The author does concede negative impact on the consumer. While few customers will be impacted by a change that occurs during their shopping excursion (the price changes after they selected the item but before they have made the purchase), those few that are impacted will experience what the author calls "customer confusion." (EN: My sense is that it should not be so casually dismissed - a customer who notices a change that is not in his favor will be strongly displeased, and rightly so.)
Ideally, inventory management should progress to the point where every store gets sent exactly the quantities it needs and deliveries should be frequent enough to adjust - but merchandise transfers and liquidation markdowns remain in practice as error-correction mechanisms until inventory management can be perfected (if ever it indeed can).
Replenishment and POS Sales
Register data is strongly connected to the need to replenish inventory on the sales floor. It seems obvious, but each item a customer purchases and removes creates a need to replace it on the shelves; the shelves deplete the storeroom; the storeroom depletes a distribution center; the distribution center must obtain more goods from suppliers.
Generally, this is done by triggers: when a certain quantity is sold, orders are placed to obtain more. The inventory counts must be adjusted for damaged or stolen merchandise. The author suggests that setting up such triggers requires "a tremendous amount of data" but doesn't elaborate. (EN: In my mind, it's a data row that indicates the number of items that is decremented each time an item is purchased - but if the system is to be "smart" it may also consider time of purchase to be even more predictive.)
Managing inventory for replenishment is based on the assumption of a steady amount of normal business. This must be adjusted for seasonality, sales events, trends, weather, and other factors that will cause temporary fluctuations or even permanent adjustments (increasing lower limits when goods are in demand, decreasing them when they will no longer be in high demand).
Retail Career Path
(EN: The author speaks of career path in retail, which is a quaint and antiquated concept in the present world. People no longer stay with a company for the entirety of their careers, and companies no longer develop and promote employees through the ranks. It's nice in theory, and presents a sense of the way that things could work, and arguably should work, but in reality do not. Such is the problem with analysts and theorists in general.)
The entry-level position in most stores is typically the stockperson, who handles freight, stocks shelves, sets up displays and signage, and performs various other maintenance tasks. In some stores (such as grocery and general merchandise), cashiers may also be entry-level positions, but in others (department stores) it tends to be a position a stockperson matriculates into.

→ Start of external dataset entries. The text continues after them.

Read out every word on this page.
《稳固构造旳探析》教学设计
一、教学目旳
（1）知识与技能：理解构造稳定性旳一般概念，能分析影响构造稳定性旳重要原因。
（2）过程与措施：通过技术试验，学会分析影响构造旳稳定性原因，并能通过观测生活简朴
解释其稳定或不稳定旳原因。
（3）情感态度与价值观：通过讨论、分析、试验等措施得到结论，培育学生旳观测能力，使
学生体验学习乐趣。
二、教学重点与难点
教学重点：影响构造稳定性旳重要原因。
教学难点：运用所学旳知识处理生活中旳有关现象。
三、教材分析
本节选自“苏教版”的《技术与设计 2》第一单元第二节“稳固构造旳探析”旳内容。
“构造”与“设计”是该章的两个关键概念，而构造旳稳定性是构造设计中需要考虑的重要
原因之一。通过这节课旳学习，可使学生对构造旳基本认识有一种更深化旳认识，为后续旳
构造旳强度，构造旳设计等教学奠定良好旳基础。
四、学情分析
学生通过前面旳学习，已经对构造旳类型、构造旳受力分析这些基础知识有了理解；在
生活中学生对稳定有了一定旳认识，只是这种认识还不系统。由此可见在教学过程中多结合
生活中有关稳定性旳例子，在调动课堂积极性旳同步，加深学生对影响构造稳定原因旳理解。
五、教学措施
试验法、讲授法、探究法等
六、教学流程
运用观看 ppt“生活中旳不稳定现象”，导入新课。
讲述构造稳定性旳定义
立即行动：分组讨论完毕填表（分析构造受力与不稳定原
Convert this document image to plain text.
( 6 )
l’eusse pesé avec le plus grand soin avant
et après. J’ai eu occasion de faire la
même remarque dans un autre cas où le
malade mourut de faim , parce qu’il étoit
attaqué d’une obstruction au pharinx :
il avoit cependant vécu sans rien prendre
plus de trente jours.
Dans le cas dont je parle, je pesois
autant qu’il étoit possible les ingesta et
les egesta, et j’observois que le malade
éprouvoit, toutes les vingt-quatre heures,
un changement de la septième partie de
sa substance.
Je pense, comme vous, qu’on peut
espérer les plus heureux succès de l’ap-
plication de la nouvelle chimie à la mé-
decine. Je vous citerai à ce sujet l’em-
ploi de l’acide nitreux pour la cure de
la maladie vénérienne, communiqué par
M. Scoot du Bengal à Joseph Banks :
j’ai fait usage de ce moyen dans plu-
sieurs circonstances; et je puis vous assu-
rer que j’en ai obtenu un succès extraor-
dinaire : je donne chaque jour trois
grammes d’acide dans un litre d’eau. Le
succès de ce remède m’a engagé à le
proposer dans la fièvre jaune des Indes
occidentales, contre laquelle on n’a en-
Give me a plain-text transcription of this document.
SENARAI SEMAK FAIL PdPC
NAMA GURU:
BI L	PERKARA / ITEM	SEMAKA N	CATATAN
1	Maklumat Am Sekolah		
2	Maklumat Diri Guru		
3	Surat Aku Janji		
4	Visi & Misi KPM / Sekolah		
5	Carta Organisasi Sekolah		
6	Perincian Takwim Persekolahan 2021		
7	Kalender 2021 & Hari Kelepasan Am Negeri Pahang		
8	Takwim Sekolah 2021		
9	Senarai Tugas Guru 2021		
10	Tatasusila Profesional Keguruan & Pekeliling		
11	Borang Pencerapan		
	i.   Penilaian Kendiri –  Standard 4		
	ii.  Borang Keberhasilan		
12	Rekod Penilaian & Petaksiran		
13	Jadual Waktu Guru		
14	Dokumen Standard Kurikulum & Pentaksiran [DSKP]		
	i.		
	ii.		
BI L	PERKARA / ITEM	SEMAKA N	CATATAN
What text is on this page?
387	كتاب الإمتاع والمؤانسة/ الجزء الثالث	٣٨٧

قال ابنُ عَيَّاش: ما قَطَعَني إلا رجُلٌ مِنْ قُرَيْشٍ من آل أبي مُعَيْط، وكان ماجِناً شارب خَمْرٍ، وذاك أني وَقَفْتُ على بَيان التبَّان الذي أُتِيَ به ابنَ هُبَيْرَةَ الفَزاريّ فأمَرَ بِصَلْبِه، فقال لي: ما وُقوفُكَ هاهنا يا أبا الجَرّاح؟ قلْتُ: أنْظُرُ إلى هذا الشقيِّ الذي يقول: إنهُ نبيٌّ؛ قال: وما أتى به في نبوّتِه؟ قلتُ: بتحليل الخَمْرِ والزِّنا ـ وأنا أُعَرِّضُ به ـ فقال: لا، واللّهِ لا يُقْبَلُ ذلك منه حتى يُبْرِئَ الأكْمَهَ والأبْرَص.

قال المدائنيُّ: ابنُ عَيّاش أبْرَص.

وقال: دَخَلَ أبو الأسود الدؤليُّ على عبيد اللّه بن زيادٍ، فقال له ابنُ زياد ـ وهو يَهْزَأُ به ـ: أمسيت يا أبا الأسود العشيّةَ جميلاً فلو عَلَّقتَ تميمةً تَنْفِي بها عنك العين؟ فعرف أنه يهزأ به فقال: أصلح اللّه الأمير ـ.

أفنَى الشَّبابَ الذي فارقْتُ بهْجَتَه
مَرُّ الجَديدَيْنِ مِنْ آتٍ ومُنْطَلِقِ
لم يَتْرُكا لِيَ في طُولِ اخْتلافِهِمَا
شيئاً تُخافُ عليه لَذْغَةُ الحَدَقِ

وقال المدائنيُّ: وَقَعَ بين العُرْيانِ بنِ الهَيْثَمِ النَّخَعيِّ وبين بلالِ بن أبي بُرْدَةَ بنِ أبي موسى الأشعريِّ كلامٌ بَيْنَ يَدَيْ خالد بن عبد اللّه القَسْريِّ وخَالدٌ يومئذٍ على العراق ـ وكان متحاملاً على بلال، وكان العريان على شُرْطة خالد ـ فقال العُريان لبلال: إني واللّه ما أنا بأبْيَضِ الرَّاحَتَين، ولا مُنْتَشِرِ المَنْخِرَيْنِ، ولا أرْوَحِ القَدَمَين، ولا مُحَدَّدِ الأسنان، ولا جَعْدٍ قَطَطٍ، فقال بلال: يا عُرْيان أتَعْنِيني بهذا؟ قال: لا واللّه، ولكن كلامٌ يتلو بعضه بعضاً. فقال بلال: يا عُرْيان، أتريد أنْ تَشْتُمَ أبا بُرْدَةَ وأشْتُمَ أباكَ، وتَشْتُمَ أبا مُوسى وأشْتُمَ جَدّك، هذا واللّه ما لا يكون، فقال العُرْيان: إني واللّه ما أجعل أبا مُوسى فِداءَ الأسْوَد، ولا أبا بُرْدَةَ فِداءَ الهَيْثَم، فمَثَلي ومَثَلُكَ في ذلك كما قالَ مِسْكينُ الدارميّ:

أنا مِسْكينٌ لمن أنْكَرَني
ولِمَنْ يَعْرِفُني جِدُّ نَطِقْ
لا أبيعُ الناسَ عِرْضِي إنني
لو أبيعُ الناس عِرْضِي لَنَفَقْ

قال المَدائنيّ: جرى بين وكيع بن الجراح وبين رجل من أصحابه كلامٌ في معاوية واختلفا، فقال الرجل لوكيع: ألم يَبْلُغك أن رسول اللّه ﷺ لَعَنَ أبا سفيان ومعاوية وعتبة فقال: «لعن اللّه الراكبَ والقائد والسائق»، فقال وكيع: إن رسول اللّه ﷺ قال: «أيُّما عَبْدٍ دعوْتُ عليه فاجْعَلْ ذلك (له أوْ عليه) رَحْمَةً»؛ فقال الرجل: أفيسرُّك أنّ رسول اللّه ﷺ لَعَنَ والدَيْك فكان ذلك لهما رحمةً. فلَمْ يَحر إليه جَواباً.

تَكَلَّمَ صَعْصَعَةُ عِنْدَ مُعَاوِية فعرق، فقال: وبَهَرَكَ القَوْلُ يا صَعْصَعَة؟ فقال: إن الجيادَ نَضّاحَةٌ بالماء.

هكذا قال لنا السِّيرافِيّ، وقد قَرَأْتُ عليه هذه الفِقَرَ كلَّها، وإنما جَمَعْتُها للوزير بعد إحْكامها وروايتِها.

From there, a person may be promoted into a supervisory position over similar employees, and then to department management. Depending on the number of employees in a store, there may be a few levels of management until an employee with management potential tasks on ad assistant manager and store manager position. A store manager may be rotated through various stores before taking on a district, area, or regional management position.
Other career tracks involve specialization: a person may take a role in merchandising, advertising, buying operations, or other role and can likewise advance from smaller stores to larger ones, then to district and eventually corporate departments.
It is suggested that, in retail, store-level experience is valued over academic training: while some positions in a retail operation may be staffed with candidates with experience in other industries, most positions tend to be staffed with employees who have worked in the store environment.